You may wish to buy a second home for work or leisure purposes, or for a family member to live in.
Lenders will be able to offer you a mortgage subject to your income, but you will need to consider the higher rate stamp duty and ensure you have the correct insurance for the property.
If you’re buying abroad, there are considerations in regards to tax and legal rules of the country in which you are buying. If you’re looking at south-east Spain, A G Mortgages Ltd has partnered with Roda Sales near Murcia.
Buy to Let & Let To Buy.
If you have ever wanted to become a landlord, or maybe you inherited a property, there are a wide range of strategies and mortgages to suit you situation and plans.
Do you want to create a limited company? Do you want to build a portfolio of properties? What type of tenant do you prefer? What is an HMO and will I need a licence? What type of property is acceptable? What are the tax implications?
How much you can borrow is impacted by all of these questions so early professional advice is strongly recommended.
Not all buy-to-let mortgages are regulated by the Financial Conduct Authority.
Holiday & Short-term Lets.
With the growth of AirB&B has come a growth in people looking at buying property for short-term lets.
Lenders will assess these types of mortgage applications in a very different way to the traditional mortgage. By understanding these rules, A G Mortgages Ltd can help you prepare your business plan to present to a lender in the best way to help increase your chances of securing the mortgage finding you require.
Unusual Property & Construction Types.
Not all properties will meet the traditional type of home and many lenders are very traditional. Examples of unusual properties that you may find are: freehold flats; flats above commercial property such as retail units; small studio flats; concrete constructions; large acreage.
Lenders are available to meet the majority of these unusual properties and A G Mortgages Ltd will be able to let you know if the property you wish to buy is unsuitable, saving you time and money.
Self-Build Projects.
Have you ever watched Grand Designs and thought “I could build my own home just the way I want it to be”? It can be very complicated and needs professional support throughout.

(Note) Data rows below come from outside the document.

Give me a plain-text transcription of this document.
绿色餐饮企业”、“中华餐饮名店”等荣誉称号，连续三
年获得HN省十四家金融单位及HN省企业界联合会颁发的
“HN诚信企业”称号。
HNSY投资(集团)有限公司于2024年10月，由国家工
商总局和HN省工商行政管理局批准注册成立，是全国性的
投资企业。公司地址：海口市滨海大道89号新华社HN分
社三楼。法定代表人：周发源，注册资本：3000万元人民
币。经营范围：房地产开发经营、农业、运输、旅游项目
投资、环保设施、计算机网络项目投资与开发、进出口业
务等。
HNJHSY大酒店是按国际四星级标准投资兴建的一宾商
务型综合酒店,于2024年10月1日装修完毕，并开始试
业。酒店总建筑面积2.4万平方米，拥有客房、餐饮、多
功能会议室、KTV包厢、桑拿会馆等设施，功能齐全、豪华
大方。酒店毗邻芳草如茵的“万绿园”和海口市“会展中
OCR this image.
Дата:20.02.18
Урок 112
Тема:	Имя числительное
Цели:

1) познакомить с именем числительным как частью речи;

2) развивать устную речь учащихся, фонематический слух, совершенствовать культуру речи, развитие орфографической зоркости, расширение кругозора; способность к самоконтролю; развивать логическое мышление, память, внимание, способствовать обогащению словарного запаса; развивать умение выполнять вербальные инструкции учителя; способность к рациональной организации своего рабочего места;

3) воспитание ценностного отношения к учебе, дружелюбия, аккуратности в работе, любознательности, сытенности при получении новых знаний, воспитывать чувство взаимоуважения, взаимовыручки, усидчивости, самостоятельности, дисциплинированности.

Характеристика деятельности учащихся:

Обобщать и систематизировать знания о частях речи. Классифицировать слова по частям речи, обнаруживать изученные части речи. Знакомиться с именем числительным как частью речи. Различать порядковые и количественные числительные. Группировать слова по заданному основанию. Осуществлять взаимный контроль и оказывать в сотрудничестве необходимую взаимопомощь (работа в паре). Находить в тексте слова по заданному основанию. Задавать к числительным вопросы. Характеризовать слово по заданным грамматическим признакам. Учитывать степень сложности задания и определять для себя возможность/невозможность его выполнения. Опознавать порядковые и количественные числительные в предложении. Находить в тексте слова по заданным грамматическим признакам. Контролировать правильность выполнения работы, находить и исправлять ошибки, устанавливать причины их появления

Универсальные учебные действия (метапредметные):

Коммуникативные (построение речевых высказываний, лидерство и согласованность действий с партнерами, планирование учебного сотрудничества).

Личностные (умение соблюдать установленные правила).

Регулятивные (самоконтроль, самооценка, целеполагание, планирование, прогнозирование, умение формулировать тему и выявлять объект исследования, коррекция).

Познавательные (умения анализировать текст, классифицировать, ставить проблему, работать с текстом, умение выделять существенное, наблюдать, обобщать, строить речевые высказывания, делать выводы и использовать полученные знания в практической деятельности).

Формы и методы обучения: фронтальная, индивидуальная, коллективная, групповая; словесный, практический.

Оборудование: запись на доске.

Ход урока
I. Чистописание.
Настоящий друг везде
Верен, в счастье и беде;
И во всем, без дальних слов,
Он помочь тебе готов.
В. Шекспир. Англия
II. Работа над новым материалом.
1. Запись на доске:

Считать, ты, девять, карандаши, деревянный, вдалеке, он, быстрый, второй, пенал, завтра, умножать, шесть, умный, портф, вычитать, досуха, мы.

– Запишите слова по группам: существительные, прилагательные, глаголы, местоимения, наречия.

You may need a specialist “self-build” mortgage where the funds are issued in stages in line with progress of the project. At the end of the project when the property has been finished and all the appropriate completion certificates are issued, you might need to remortgage onto a more traditional mortgage, which often has more attractive interest rates.
Bridging Loans & Auction Finance.
There may be times you need finance quickly or for a short period of time. You may be looking to buy and renovate a property before selling it; you may need to buy a new home before completing the sale of your current home; you may be planning to purchase at auction which often requires you to pay for the property within a few weeks.
Bridging finance could be the solution where you can secure short-term money, usually secured against property you already own, and which can also be secured against more than one property.
Once the money is no longer required, you settle the loan, sometimes by selling the property you bought, selling other property or by refinancing into a more traditional mortgage.
Commercial Property.
Commercial mortgages are assessed in a very different way to residential mortgages. You may need long-term or short-term finance. You may be buying an existing business or property, or you may be looking for development finance.
Whatever type of commercial finance you are looking for, it will be a bespoke solution based on your plan and experience so speak to a specialist as early as possible so you know what your options are.